Aside from the economic advancement experienced by Ireland, it also has changed culturally. Long considered Catholic and monocultural, it now has a gay prime minister with one-fifth of its working population born outside of the nation.
“Not one of our political parties has campaigned against immigration,” Mr. Stephens, the Irish consul general, said. “We understand immigration,” Mr. Eastwood added, referring to the experience of the Irish diasporas.
In the midst of the cultural and economic growth positively affecting both Ireland and Northern Ireland, they acknowledged that the Brexit vote has introduced uncertainty in their future relations with both the United Kingdom and the European Union.
Mr. Nesbitt said that upon learning of the vote in favor of Brexit his children were so upset he promised them Irish passports to settle their fears of being blocked from going to Ireland or the rest of the EU.
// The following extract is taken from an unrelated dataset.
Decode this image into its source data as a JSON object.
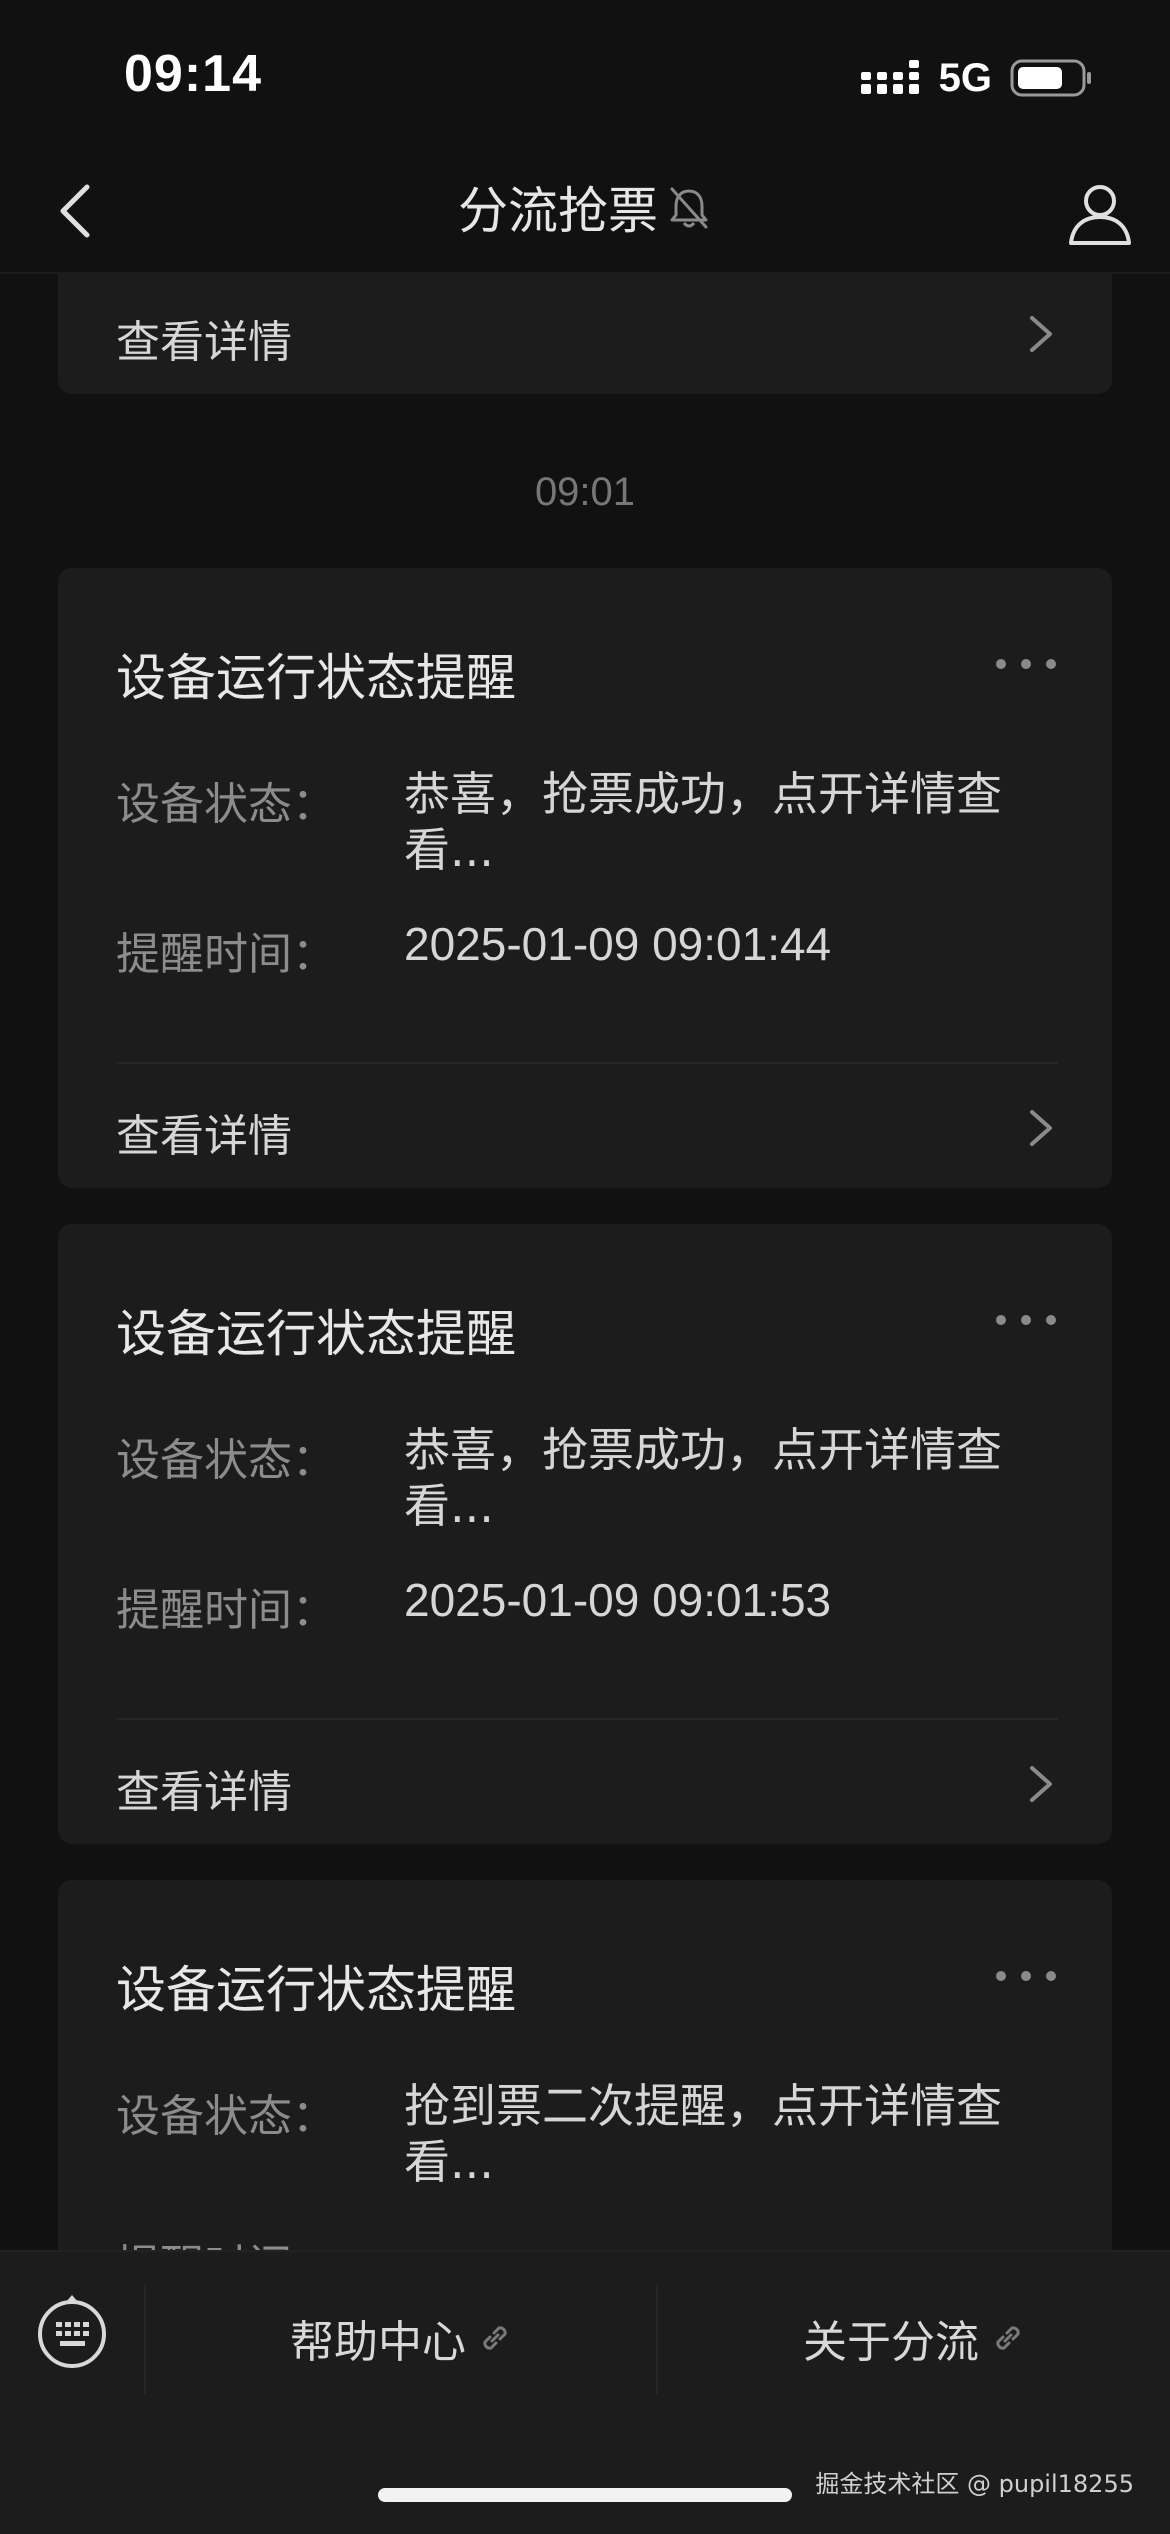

Mr. Eastwood said that from his party’s perspective access to both the UK and EU markets seemed critical. And he couldn’t foresee the closing of the border between Ireland and Northern Ireland even if the UK leaves the EU.
Currently goods, people, finance and services are able to flow without issue across the borders, Mr. Nesbitt said. The most difficult of these on which to agree, he added, were services, an economic sector upon which Northern Ireland is particularly focused.
With these issues swirling around, it may not be totally surprising that Northern Ireland has been unable to form a local government since January 2017. There is little unanimity among the parties over an Irish language act, same sex marriage and dealing with various views of the past.
But these issues haven’t prevented it from benefiting from investment by U.S. companies as Richard Cushnie of Washington’s Northern Ireland Bureau pointed out. And he encouraged more Georgia-based companies to consider doing so.